Overlooked history in 'Free State of Jones'

Matthew McConaughey in 'Free State of Jones.'
Matthew McConaughey in 'Free State of Jones.'
Image: STX Entertainment.

An important yet often overlooked piece of Civil War history is getting the Hollywood treatment.

    The movie, Free State of Jones, in theaters June 24, is based on the true story of Southern unionists during the Civil War. The protagonist is Newton Knight (Matthew McConaughey), a disgruntled Confederate soldier who led a rebellion within a rebellion. While the movie is set in Mississippi, unionists were also found in other Southern states, according to the book, The Civil War (Vintage Books;1990), by Geoffrey Ward, with Ric Burns and Ken Burns.
    “By the war’s end,” they write, “unionists in every state in the Confederacy except South Carolina had sent regiments of white troops to fight for the North.”
    Here is a brief overview:

Mississippi secedes: Abraham Lincoln was elected in November 1860. South Carolina seceded from the Union a month later. And in January 1861, Mississippi followed, along with Florida, Alabama, Georgia and Louisiana. (See the Library of Congress website.)

Newton Knight: The historical character portrayed by McConaughey was born in 1837 in Jones County, Mississippi. He was married to Serena Turner in 1858, and the two started their life together as farmers. Knight was opposed to secession, recounts Civil War, an online publication of the Smithsonian Institution. But opponents of the war were labeled as traitors, and Knight enlisted in the rebel army in 1861. After a few months, he was furloughed to deal with his father’s illness.
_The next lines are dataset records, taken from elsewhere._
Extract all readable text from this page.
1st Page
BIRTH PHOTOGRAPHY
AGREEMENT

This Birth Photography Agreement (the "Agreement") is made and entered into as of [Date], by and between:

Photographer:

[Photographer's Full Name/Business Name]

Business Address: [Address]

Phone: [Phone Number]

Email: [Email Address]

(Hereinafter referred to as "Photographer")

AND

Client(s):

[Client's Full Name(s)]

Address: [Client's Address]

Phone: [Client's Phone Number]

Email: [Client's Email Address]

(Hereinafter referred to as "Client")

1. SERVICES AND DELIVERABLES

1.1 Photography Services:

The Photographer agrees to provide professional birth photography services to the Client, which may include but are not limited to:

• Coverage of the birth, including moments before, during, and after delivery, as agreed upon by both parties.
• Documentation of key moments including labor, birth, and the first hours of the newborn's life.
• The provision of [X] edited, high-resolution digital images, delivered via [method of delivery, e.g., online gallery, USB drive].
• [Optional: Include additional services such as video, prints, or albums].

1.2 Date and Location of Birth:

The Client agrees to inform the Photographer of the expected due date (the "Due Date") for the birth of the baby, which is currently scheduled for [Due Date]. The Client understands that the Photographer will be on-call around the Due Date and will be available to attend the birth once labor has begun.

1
In 1862, he enlisted again, but later the same year, he deserted and headed back to Jones County.

A homefront in shambles: Knight returned to find Confederate tax collectors taking food from farmers to feed the troops. Along with other deserters, Knight operated from a Mississippi cave called the “Devil’s Den,” on an island in the Leaf River, recounts the book, The Civil War. The group “controlled most of Jones County. He [Knight] and his men ran off tax collectors, burned bridges and ambushed Confederate columns for nearly three years. Newspapers called their region 'the Kingdom of Jones.'”
      Knight’s motives have been debated, but “most now see it as an economic revolt,”  notes the movie’s website, “poor farmers who didn’t want to shoulder the burden of a war fought to benefit rich slave-holders. They called it a “rich man's war and poor man's fight.”  

The war ends: After the war, Knight served as a commissioner in charge of distributing food in the Jones County area. He also rescued black children still held in slavery, the Smithsonian website recounts.
      In the 1870s, Knight returned to his farm in Jasper County. His wife, Serena, left him. He married an African-American woman named Rachel, who had supplied him with food and information during the war. The two had several children. She died in 1889. Knight died in 1922.